Per quanto riguarda la determinazione del fringe benefit, nel caso di dipendente senza obbligo dimora, si assume la differenza tra la rendita catastale del fabbricato (e, in mancanza di questa, il valore dell’alloggio ad equo canone o ancora quello corrente in regime di libero mercato) aumentata di tutte le spese inerenti il fabbricato stesso, comprese le utenze non a carico dell’utilizzatore, e quanto corrisposto per il godimento del fabbricato stesso; nel caso di obbligo di dimora (custode, portiere,…) si assume il 30% della predetta differenza.

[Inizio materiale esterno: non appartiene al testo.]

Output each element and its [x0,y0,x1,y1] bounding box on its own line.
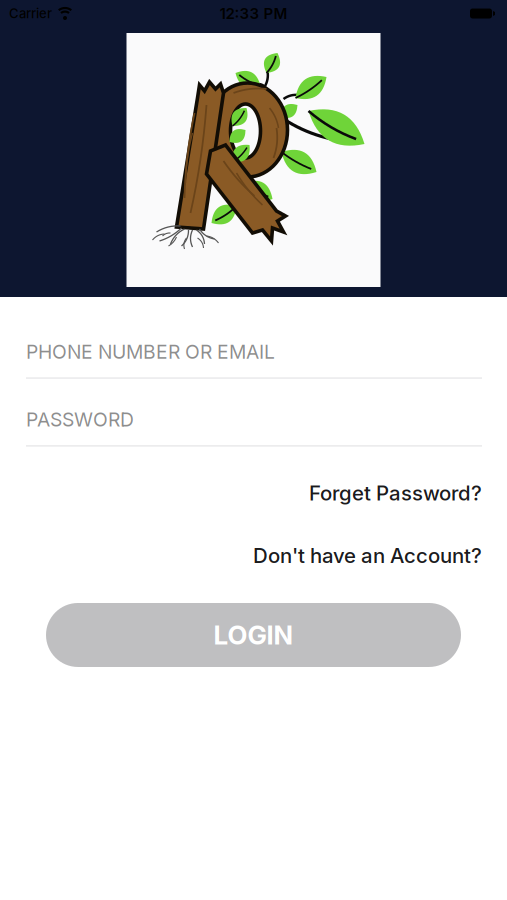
staticText: LOGIN [214,619,294,651]
button[interactable]: LOGIN [46,603,461,667]
staticText: Don't have an Account? [253,543,482,568]
button[interactable]: PASSWORD [26,408,482,447]
button[interactable]: Forget Password? [309,481,482,505]
staticText: PASSWORD [26,408,134,431]
button[interactable]: Don't have an Account? [253,543,482,568]
staticText: Forget Password? [309,481,482,505]
button[interactable]: PHONE NUMBER OR EMAIL [26,340,482,379]
staticText: 12:33 PM [220,4,288,22]
staticText: PHONE NUMBER OR EMAIL [26,340,275,363]
staticText: Carrier [9,6,52,21]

L’ultimo caso riguarda i fabbricati concessi in uso a dipendenti che abbiano trasferito la loro residenza anagrafica per esigenze di lavoro nel Comune in cui prestano l’attività.

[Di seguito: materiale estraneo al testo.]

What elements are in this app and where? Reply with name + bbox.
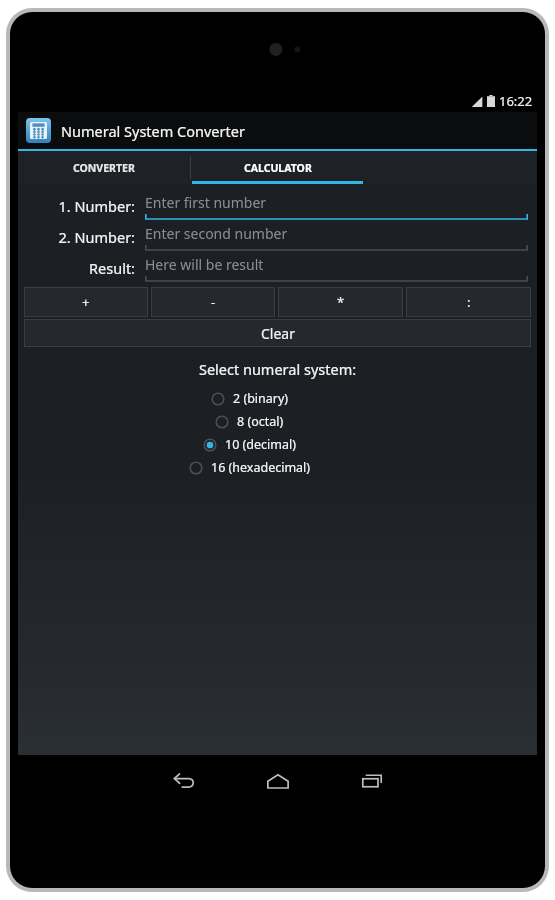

In tal caso l’articolo 95, comma 2, Tuir per favorire la mobilità della forza lavoro, ha previsto un trattamento privilegiato per gli immobili destinati a garantire momentanee esigenze di accoglienza e prima sistemazione dei dipendenti che abbiano trasferito la propria residenza, assicurando la piena deducibilità delle spese di manutenzione e degli eventuali canoni di locazione, senza alcuna limitazione legata al fringe benefit, ma limitatamente al periodo d’imposta in cui si verifica il trasferimento e nei due periodi successivi.

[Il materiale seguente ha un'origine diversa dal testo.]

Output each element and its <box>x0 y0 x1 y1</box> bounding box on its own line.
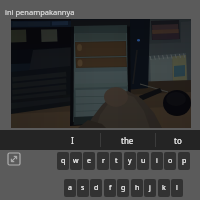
button[interactable]: p <box>178 152 190 170</box>
button[interactable]: a <box>64 179 76 197</box>
staticText: f <box>109 183 112 193</box>
staticText: y <box>128 156 132 166</box>
staticText: I <box>71 135 74 146</box>
staticText: d <box>94 183 99 193</box>
button[interactable]: g <box>117 179 129 197</box>
button[interactable]: j <box>144 179 156 197</box>
staticText: the <box>121 135 134 146</box>
staticText: o <box>168 156 173 166</box>
staticText: g <box>121 183 126 193</box>
button[interactable]: t <box>110 152 122 170</box>
button[interactable]: y <box>124 152 136 170</box>
button[interactable]: s <box>77 179 89 197</box>
button[interactable]: f <box>104 179 116 197</box>
button[interactable]: the <box>100 130 155 150</box>
staticText: r <box>102 156 105 166</box>
button[interactable]: I <box>45 130 100 150</box>
staticText: to <box>174 135 182 146</box>
button[interactable]: Resize keyboard <box>8 153 20 165</box>
staticText: s <box>81 183 85 193</box>
staticText: i <box>156 156 158 166</box>
button[interactable]: k <box>158 179 170 197</box>
staticText: w <box>73 156 79 166</box>
button[interactable]: r <box>97 152 109 170</box>
button[interactable]: d <box>90 179 102 197</box>
staticText: ini penampakannya <box>5 7 75 17</box>
button[interactable]: i <box>151 152 163 170</box>
button[interactable]: u <box>137 152 149 170</box>
staticText: h <box>135 183 140 193</box>
button[interactable]: h <box>131 179 143 197</box>
button[interactable]: q <box>57 152 69 170</box>
button[interactable]: l <box>171 179 183 197</box>
staticText: a <box>68 183 72 193</box>
button[interactable]: e <box>83 152 95 170</box>
button[interactable]: to <box>155 130 200 150</box>
staticText: l <box>176 183 178 193</box>
button[interactable]: o <box>164 152 176 170</box>
staticText: e <box>87 156 91 166</box>
staticText: k <box>162 183 166 193</box>
button[interactable]: w <box>70 152 82 170</box>
staticText: j <box>149 183 151 193</box>
staticText: t <box>115 156 118 166</box>
staticText: q <box>61 156 66 166</box>
staticText: p <box>182 156 187 166</box>
staticText: u <box>141 156 146 166</box>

Per questo triennio l’immobile, se di proprietà, viene qualificato come strumentale pro-tempore (articolo 43, comma 2, Tuir), con la conseguenza che tutti i costi, e non solo quelli di locazione e manutenzione, sono deducibili secondo le regole ordinarie.
Se oltre il termine del triennio l’immobile risulta ancora concesso allo stesso dipendente, si renderà invece applicabile la disciplina di parziale deducibilità, limitatamente al fringe benefit, prevista per gli immobili concessi in uso.
“L’intento che anima la disposizione in esame è quello di incentivare la mobilità dei dipendenti, sia italiani che stranieri, fornendo ai datori di lavoro uno strumento competitivo per attrarre sia manodopera che profili professionali d’eccellenza, rendendo più agevole lo spostamento e l’integrazione del personale nel nuovo contesto socio – culturale, oltre che professionale, e attenuando i disagi propri del trasferimento della residenza” (risoluzione AdE 214/E/2002).
In quest’ottica, la norma si rivolge sia ai soggetti neo assunti, sia a coloro che, successivamente all’instaurazione del rapporto di lavoro, debbano trasferirsi in un’altra sede situata in un comune diverso.
La norma non prevede un periodo minimo di permanenza: pertanto, se entro lo scadere del triennio previsto il dipendente lascia l’unità immobiliare, da quel momento la stessa non potrà più essere considerata strumentale e quindi, se assunta in locazione, i canoni e le spese di manutenzione non potranno più essere integralmente dedotti.
Qualora tuttavia l’immobile venga nuovamente concesso ad un dipendente che abbia trasferito la propria residenza, torneranno ad essere applicabili, per la medesima unità immobiliare, le previsioni di deducibilità.